Kann der Bezirk auch etwas tun, damit Wohnen bezahlbar bleibt?

Michael Grunst: Ja, im Rahmen unserer Möglichkeiten machen wir das auch: Wir identifizieren Potentiale für den Bau von bezahlbaren Wohnungen, denn der Neubau ist ein wesentliches Element der Mietenpolitik. Hier haben wir mit der Howoge eine starke Partnerin. Uns muss es aber noch besser gelingen, die Rahmenbedingungen so zu gestalten, dass die Wohnungsbaugenossenschaften neue Wohnungen bauen. Außerdem nutzen wir in Einzelfällen das Vorkaufsrecht und haben in Lichtenberg eine kostenlose Mieterberatung eingeführt. Der Senat verschafft zusätzlich mit dem Mietendeckelgesetz der Stadt die nötige Atempause.

Was heißt "familienfreundlich"?

Lichtenberg ist gerade zum zweiten Mal als familienfreundliche Kommune zertifiziert worden – als einziger Berliner Bezirk. Was glauben Sie, warum andere nicht nachziehen?

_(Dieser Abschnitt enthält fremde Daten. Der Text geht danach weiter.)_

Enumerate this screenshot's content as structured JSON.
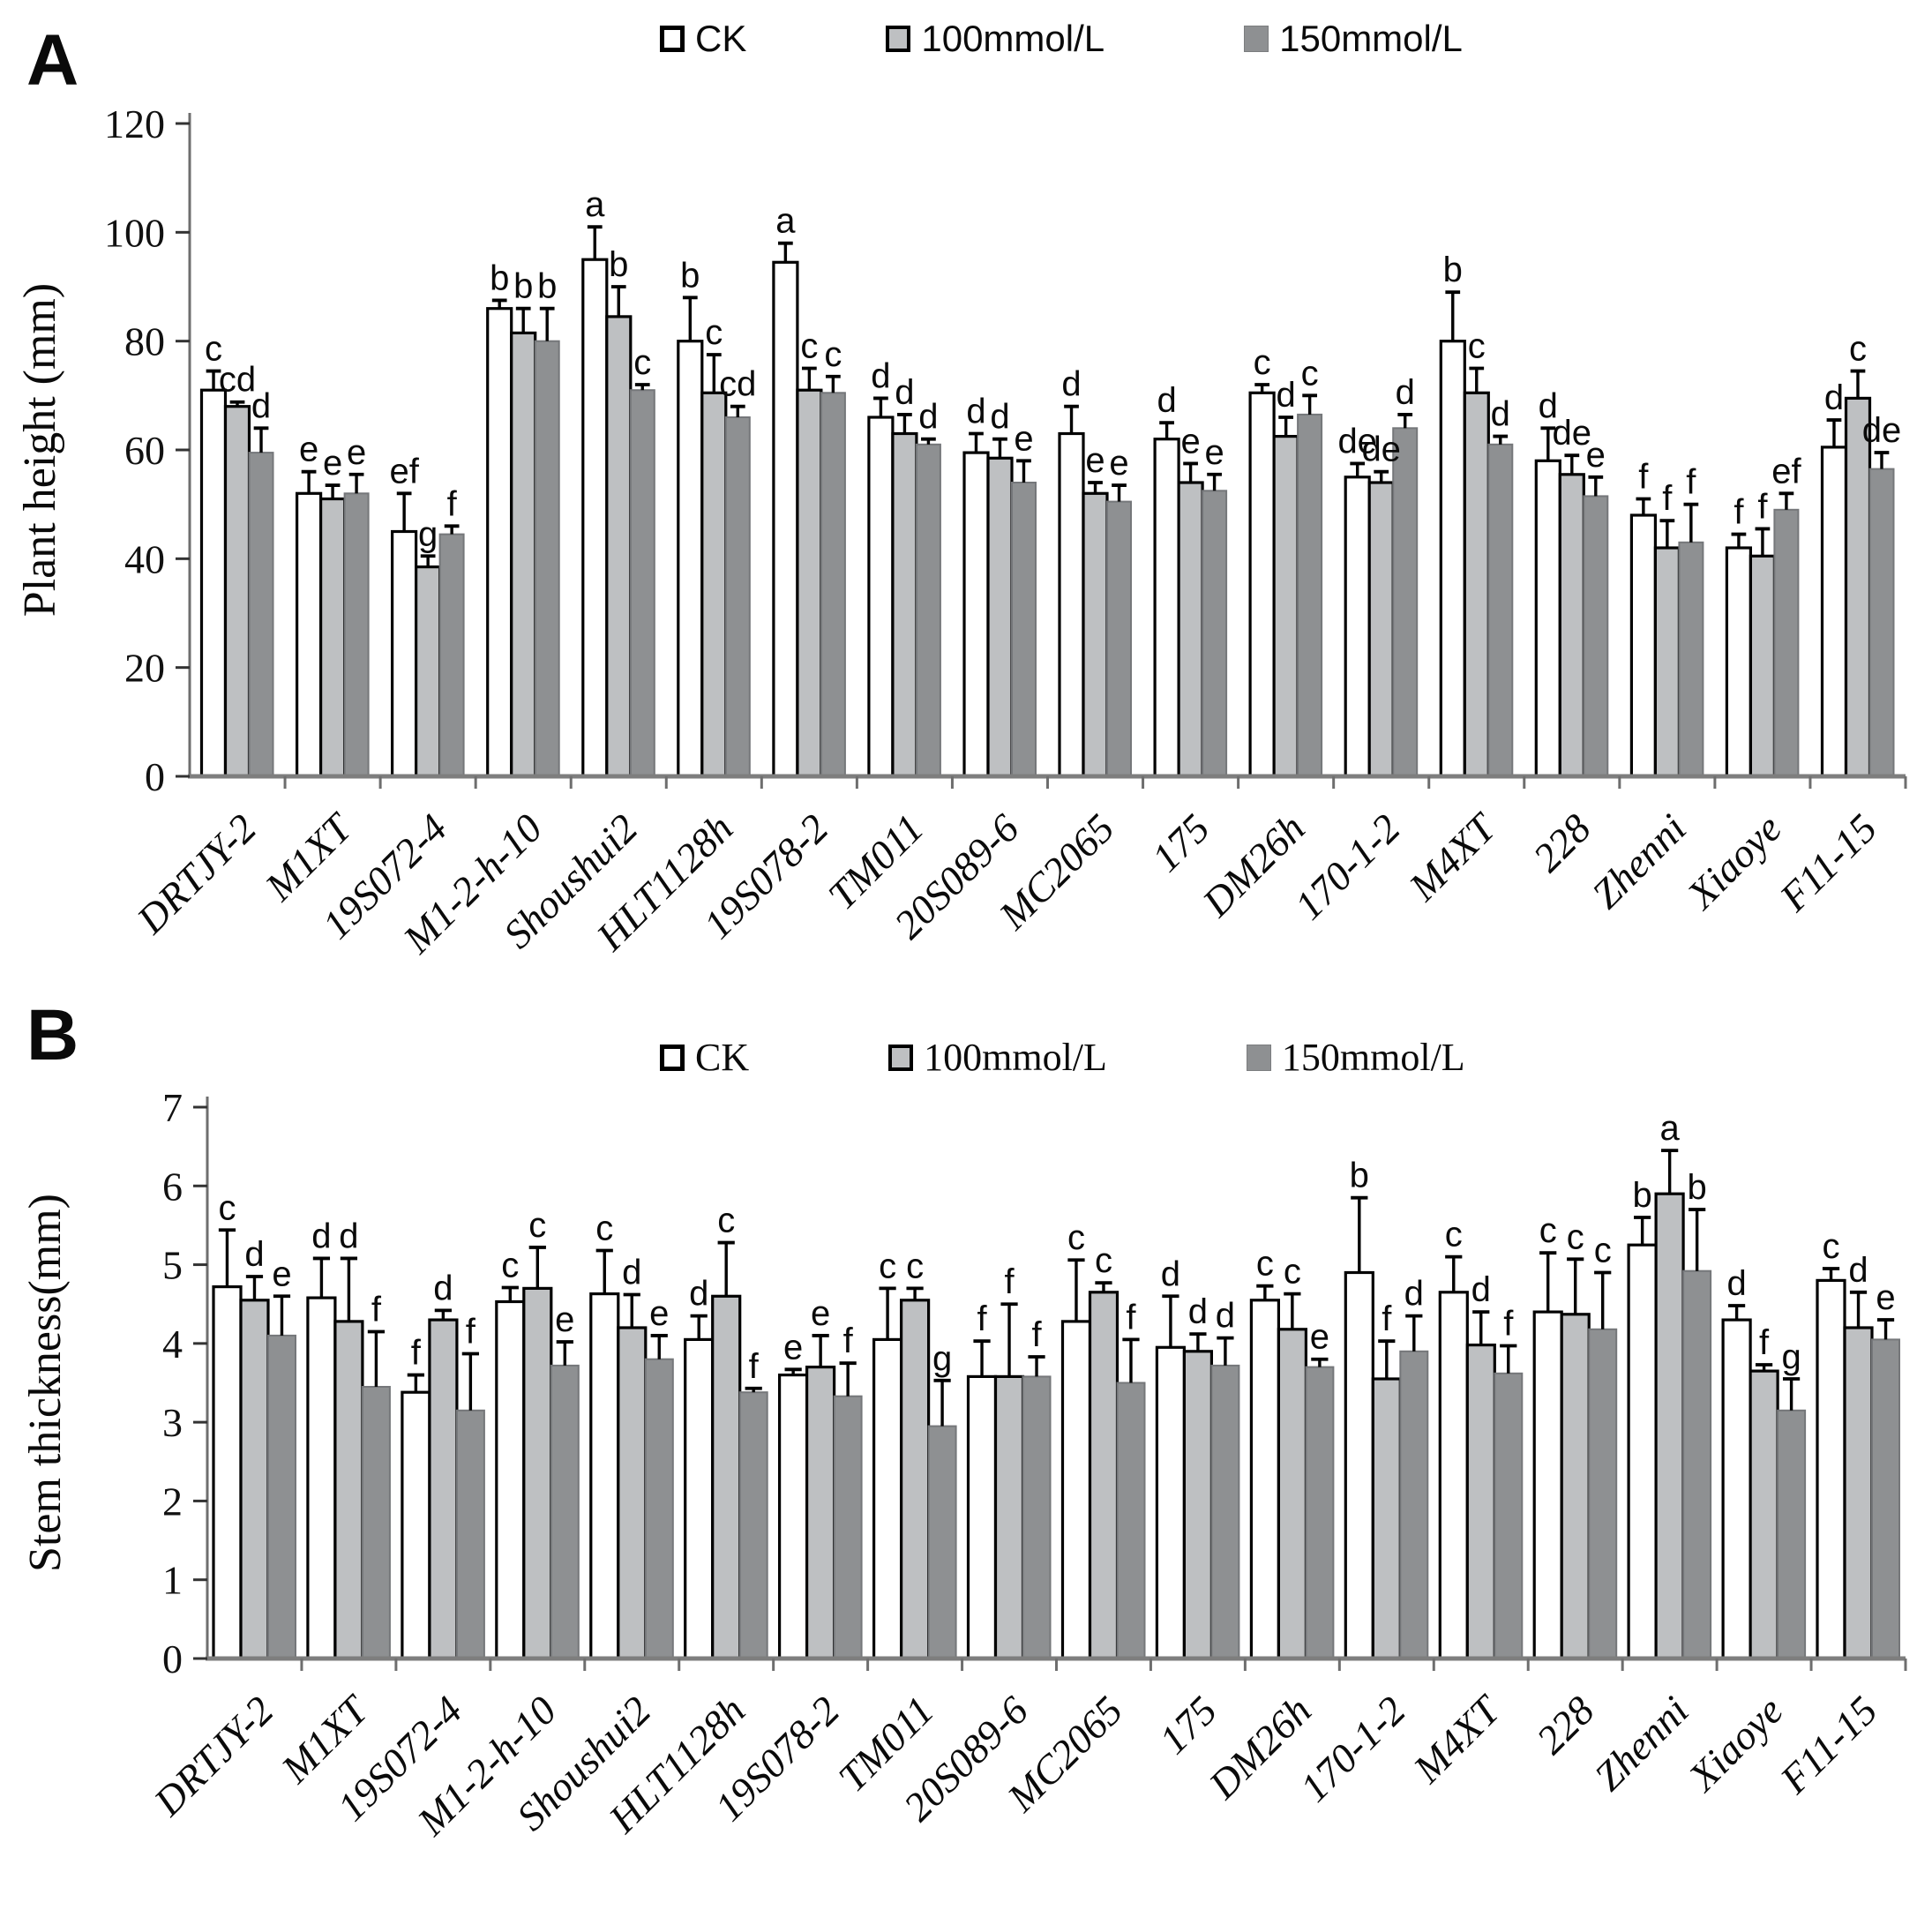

Michael Grunst: Andere Bezirke fragen inzwischen schon bei uns nach. Natürlich bringt die Zertifizierung eine Menge Arbeit mit sich und bedeutet auch, finanzielle Schwerpunkte zu setzen. Aber es lohnt sich. Was gibt es Schöneres für eine Kommune, als von Dritten bescheinigt zu bekommen, dass sie kinder- und familienfreundlich ist? Das alles basiert auf einem langen und komplizierten Verfahren, wir mussten viele Voraussetzungen erfüllen. Umso mehr freut es uns, dass wir es geschafft haben.

Was bringt das Audit dem Bezirk denn konkret?

Michael Grunst: Die Bestätigung unserer Anstrengungen. Es ist aber auch ein Auftrag, weiter daran zu arbeiten. Mehr Kitaplätze, gute Schulen, generationsübergreifende Projekte, ein zweites Familienbüro, die Unterstützung Alleinerziehender und Maßnahmen zur Kinderarmutsprävention: Unsere Vorhaben wurden vom zertifizierenden Verein als besonders konkret und zielführend gelobt.

Blicken wir voraus. Was haben Sie für 2020 ganz oben auf der Agenda?

Michael Grunst: Wohnungsbau, Schulbauoffensive, neue Kitaplätze. Die Schwerpunkte des vergangenen Jahres werden auch weiterhin im Fokus unserer Arbeit stehen. Nach Jahrzehnten des Sparens müssen wir vieles nachholen, das geht nicht von heute auf morgen. Wir werden die Stadtteildialoge fortsetzen und mit den Menschen die Veränderungsprozesse in ihren Kiezen diskutieren. Im Februar wird der Berliner Senat in Lichtenberg tagen. Im Bezirksamt haben wir uns darauf verständigt, mit ihm auch die Verkehrsinfrastruktur zu diskutieren. Hier müssen alle eine Schippe drauflegen.

Was wünschen Sie den Lichtenbergern im neuen Jahr?

Michael Grunst: Gesundheit und privates Glück, Zeit für die Familie und Freunde - aber auch einen Blick für die Menschen zu haben, denen es nicht so gut geht.